Au bout du téléphone, une équipe composée d’assistants sociaux a pu orienter les demandes vers un partenaire (Pro Senectute pour les ainés, Pro Infirmis, la Croix-Rouge, Caritas pour les démunis)  à même d’apporter une réponse adéquate au problème soulevé.

L’idée était ainsi d’associer les ressources des communes et celles des organisations associatives cantonales, qui ont une vision globale du dispositif social vaudois, pour répondre rapidement à la demande.

Pendant le confinement, et par l’intermédiaire des représentants territoriaux qui ont joué un véritable rôle de courroie de transmission entre la commune et l’Etat, les  communes ont pu donner à la population vaudoise un accès à un accompagnement efficace grâce à une coordination  des ressources des différents partenaires sociaux.

Cette expérience a permis de mettre sur pieds un travail transversal entre les différents partenaires associatifs (ainés, handicapés, démunis, etc) qui ont collaboré ensemble pour mettre en commun leurs expertises respectives et répondre d’une seule voix aux besoins des plus vulnérables.

Ainsi, la centrale des solidarités a permis de réunir le monde du social autour d’une table.
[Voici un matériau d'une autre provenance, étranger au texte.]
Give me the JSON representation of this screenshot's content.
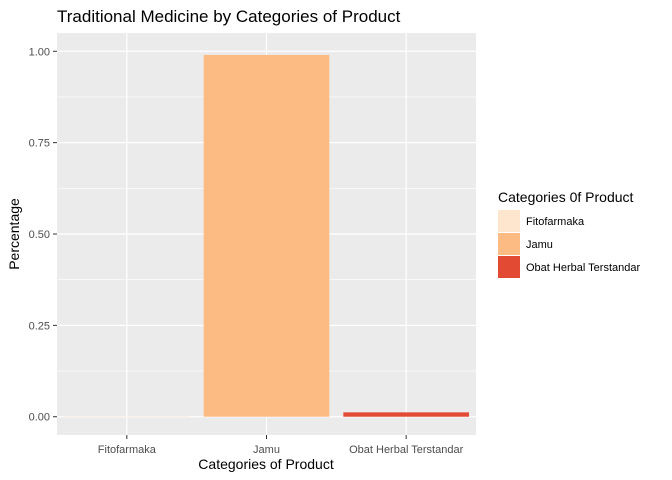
{
  "chart_data": {
    "type": "bar",
    "title": "Traditional Medicine by Categories of Product",
    "xlabel": "Categories of Product",
    "ylabel": "Percentage",
    "categories": [
      "Fitofarmaka",
      "Jamu",
      "Obat Herbal Terstandar"
    ],
    "values": [
      0.001,
      0.99,
      0.012
    ],
    "colors": [
      "#FEE6CE",
      "#FDBB84",
      "#E34A33"
    ],
    "ylim": [
      -0.05,
      1.05
    ],
    "yticks": [
      0.0,
      0.25,
      0.5,
      0.75,
      1.0
    ],
    "ytick_labels": [
      "0.00",
      "0.25",
      "0.50",
      "0.75",
      "1.00"
    ],
    "grid": true,
    "panel_background": "#EBEBEB",
    "gridline_color": "#FFFFFF",
    "legend": {
      "title": "Categories 0f Product",
      "placement": "right",
      "entries": [
        "Fitofarmaka",
        "Jamu",
        "Obat Herbal Terstandar"
      ]
    }
  }
}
Cette expérience constitue à n’en pas douter une opportunité de pérenniser la coordination des partenaires associatifs et ainsi améliorer l’efficacité de la politique sociale vaudoise grâce à l’entremise des Préfets qui permettent une transmission rapide de l’information sur l’entier du territoire. 

 

3 : Dispositif de prise en charge des décédés et des endeuillés (cellule NM):

Texte de Mme Marion Freiss, Préfète du District de l’Ouest-Lausannois

S’agissant de la cellule NM, elle était composée d’un officier d’état civil, de délégués des communautés religieuses, du responsable des incinérations de la Ville de Lausanne, de policiers. Elle était coprésidée par M. le commissaire Forensique de la Police Cantonale vaudoise et  Mme l’adjointe au médecin cantonal. Les membres de cette équipe se sont réunis quotidiennement dès le 23 mars 2020 jusqu’aux Fêtes de Pâques pour faire le point de la situation. Ensuite, les réunions se sont espacées à deux fois par semaine jusqu’au début juin puis une fois par semaine en moyenne jusqu’au début juillet.

La mission de la cellule a été d’évaluer la possibilité d’une forte augmentation des décès liés à la pandémie Covid19 liée aux besoins en termes d’inhumation ou d’incinération, d’accompagner les familles des personnes décédées pour lesquelles les rites funéraires étaient bouleversés et qui n’avaient pu accompagner leurs proches en fin de vie. Il s’est également agi de régler les rapatriements de défunts dans leur pays d’origine alors que les frontières étaient fermées. 

Pour concrétiser ces objectifs, un monitoring sous forme d’application a été mis à disposition des entreprises de pompes funèbres, un soutien téléphonique personnalisé a été proposée aux familles endeuillées en partenariat avec les communautés religieuses, enfin la création d’une morgue cantonale a été prévue afin de faire face dignement si nécessaire aux besoins d’accueillir les personnes décédées en attente de funérailles.